Uso dello Shrink stampabile a getto d’inchiostro:

– si può stampare su entrambe le facciate con una stampante a getto d’inchiostro.

– Può anche essere timbrato o colorato con pennarelli indelebili o vernici acriliche a base d’acqua (NO SOLVENTI)

– Stampare o disegnare l’immagine o la scritta più grande del risultato che si vuole ottenere (larghezza e lunghezza si riducono circa della metà col riscaldamento)

– Impostare la stampante su carta comune, ma scegliere qualità di stampa bassa perchè i colori si intensificano quando il materiale si restringe

– Dopo la stampa far asciugare per un minuto

– Tagliare la parte di Shrink che si vuole ridurre, ricordandosi di forare (se si vuole) prima di scaldarlo. Si possono usare forbici classiche o decorative, o anche un taglierino

– Scaldare il pezzo di Shrink con l’embosser facendo attenzione a non scottarsi, e una volta freddo trasformarlo in un gioiello o in un abbellimento.

 

Uso dello Shrink:

– Per disegnare a pennarello o per timbrare lo Shrink con inchiostro comune ricordarsi di carteggiare leggermente con della carta vetrata molto fine (400 o 600) o le apposite spugnette prima di iniziare, incrociando le passate

– Disegnare o timbrare i soggetti desiderati direttamente sulla pellicola.

– Tagliare le forme desiderate con le forbici (normali o decorative) o con il taglierino,  oppure con le fustelle della Big Shot.

– Ricordarsi che se nel lavoro finale ci devono essere dei fori, allora lo Shrink va forato prima della cottura (ricordarsi che anche il foro si riduce)

– Si può cuocere lo Shrink con l’embosser o nel forno di casa preriscaldando il forno tra 150 e 180°, appoggiare l’oggetto in polyshrink su un cartone spesso, teflon, carta forno, pergamena o vellum (mai su metallo o porcellana).
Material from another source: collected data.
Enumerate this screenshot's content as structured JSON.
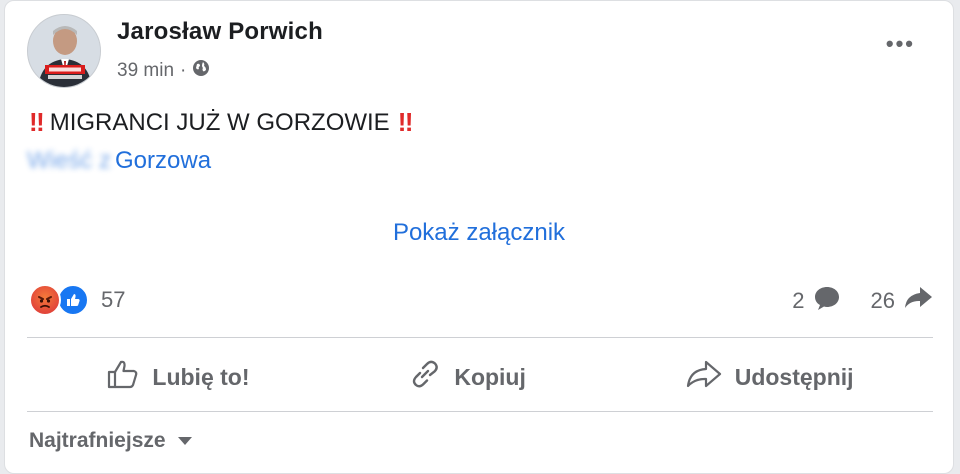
{
  "post": {
    "author": "Jarosław Porwich",
    "time": "39 min",
    "separator": "·",
    "privacy_icon": "globe-icon",
    "more_label": "•••",
    "bang": "‼",
    "text": "MIGRANCI JUŻ W GORZOWIE",
    "link_blurred": "Wieść z",
    "link_visible": "Gorzowa",
    "attachment_label": "Pokaż załącznik"
  },
  "reactions": {
    "icons": [
      "angry-icon",
      "like-icon"
    ],
    "count": "57",
    "comments_count": "2",
    "shares_count": "26"
  },
  "actions": {
    "like": "Lubię to!",
    "copy": "Kopiuj",
    "share": "Udostępnij"
  },
  "sort": {
    "label": "Najtrafniejsze"
  },
  "colors": {
    "link": "#216fdb",
    "text": "#1c1e21",
    "muted": "#65676b",
    "alert": "#e02a2a",
    "like_blue": "#1877f2"
  }
}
Con il calore l’oggetto comincerà ad arricciarsi e a rimpicciolirsi, coprirlo con pergamena o cartaforno per evitare che si arricci. Cuocere il tutto in forno per 2 o 3 minuti oppure con l’embosser.

– Scaldare finchè tutto torna piatto, aiutandosi anche con qualcosa di piatto e pesante pe schiacciarlo.

– Con l’embosser muoversi lungo tutto il manufatto e girarlo per scaldarlo uniformemente.

 

Suggerimenti:

– Pennarelli indelebili, colori acrilici, colori da cottura e inchiostri si utilizzano in maniera ottimale. Fare dei test su piccole porzioni per vedere i diversi effetti e scegliere quello che si preferisce.

– Per verificare temperatura e tempi di cottura col proprio forno, fare delle prove con pezzi di scarto.